I also spent my time reading and learning a new skill that I was never able to learn before but after some practice I have figured it out. So I've spent time crocheting. I have also spent time baking and cooking. Which is some of my favorite things to do. So basically I'm saying that I have spent my time doing things I enjoy while finding myself. Which I think is very important in the journey to finding yourself, figuring out what it is that you like to do.

On the topic of finding myself. My sister sent me the book Eat, Pray, Love for christmas and honestly she could not have sent it to me at a better time in my life. Because that's exactly what the book is about, finding yourself, it's a book I would recommend anyone reading. It's a book that I'm enjoying very much, it's given me a whole new outlook on things that I thought about. A fresh perspective so to speak.

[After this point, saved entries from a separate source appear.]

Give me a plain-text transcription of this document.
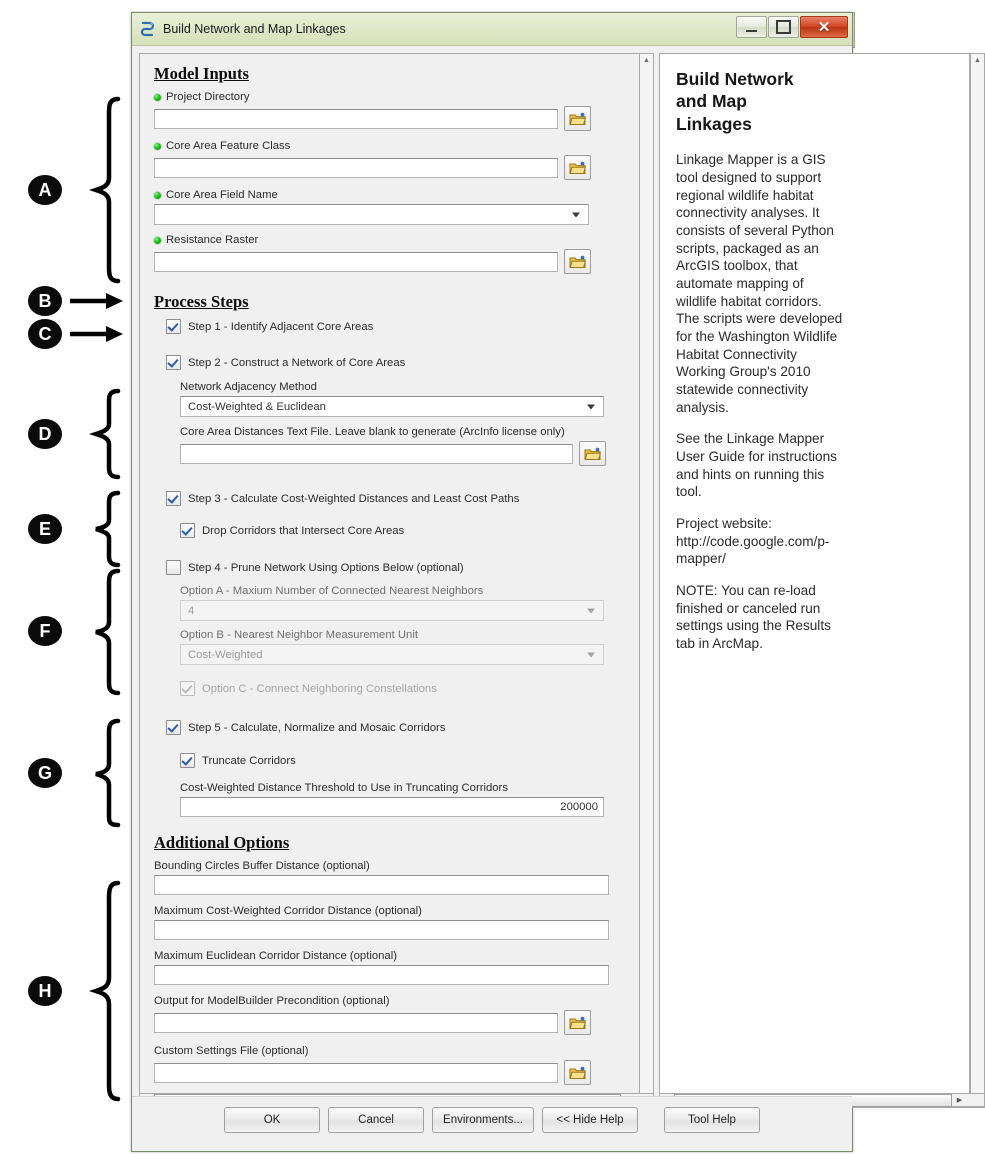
Build Network and Map Linkages	✕
Model Inputs
Project Directory
Core Area Feature Class
Core Area Field Name
Resistance Raster
Process Steps
Step 1 - Identify Adjacent Core Areas
Step 2 - Construct a Network of Core Areas
Network Adjacency Method
Cost-Weighted & Euclidean
Core Area Distances Text File. Leave blank to generate (ArcInfo license only)
Step 3 - Calculate Cost-Weighted Distances and Least Cost Paths
Drop Corridors that Intersect Core Areas
Step 4 - Prune Network Using Options Below (optional)
Option A - Maxium Number of Connected Nearest Neighbors
4
Option B - Nearest Neighbor Measurement Unit
Cost-Weighted
Option C - Connect Neighboring Constellations
Step 5 - Calculate, Normalize and Mosaic Corridors
Truncate Corridors
Cost-Weighted Distance Threshold to Use in Truncating Corridors
200000
Additional Options
Bounding Circles Buffer Distance (optional)
Maximum Cost-Weighted Corridor Distance (optional)
Maximum Euclidean Corridor Distance (optional)
Output for ModelBuilder Precondition (optional)
Custom Settings File (optional)
▲
Build Network and Map Linkages

Linkage Mapper is a GIS tool designed to support regional wildlife habitat connectivity analyses. It consists of several Python scripts, packaged as an ArcGIS toolbox, that automate mapping of wildlife habitat corridors. The scripts were developed for the Washington Wildlife Habitat Connectivity Working Group's 2010 statewide connectivity analysis.

See the Linkage Mapper User Guide for instructions and hints on running this tool.

Project website: http://code.google.com/p-mapper/

NOTE: You can re-load finished or canceled run settings using the Results tab in ArcMap.

▲
▶
OK	Cancel	Environments...	<< Hide Help	Tool Help
A
B
C
D
E
F
G
H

So here is my question : What are your new year's resolutions?

Mine are:

To spend more quality time with family and friend (by this I mean even if it's a short time to make the most of it everytime)

To learn a new skill and improve on my old ones.

To stop procrastinating and work on getting things done right away and not putting them off.

To volunteer for a charity at least once.

To read at least 50 books :)

To get healthier

Saturday, November 6, 2010

Baby's sick again

Have you ever thought to yourself oh crap the baby's sick again whatever am I gonna do? Well I can honestly say I have. When you're knee deep in poopy diapers, your child is whiney, snotty nosed, and just a ball of aweful you can't help but to wonder what you're going to do. It's these times that most frustrate me. The times when your child refuses to nap even though they so blatently need one. The times when you just want to bow out, run away and start over. I love my son but some days I just want to give up and throw in the towel. When I've given all I think I can give and I can't take anymore. It's those days when I really prove to myself that I am far stronger than I give myself credit for. When I'm here dealing with this sick baby all by myself and his father is no where to be found. It's those times that I try and find the blessings in life. Every moment in my home is a cherished moment. I've learned not to take things for granted because all too soon all those things can be taken from you. In the blink of an eye really. I realize this is probably jumbled and all over the place and I'm sorry about that, it's only because I'm tired, my thoughts are all over the place, and I can't get them stuck on just one topic. Anyways this is going to be short. I have yet another long work day ahead of me.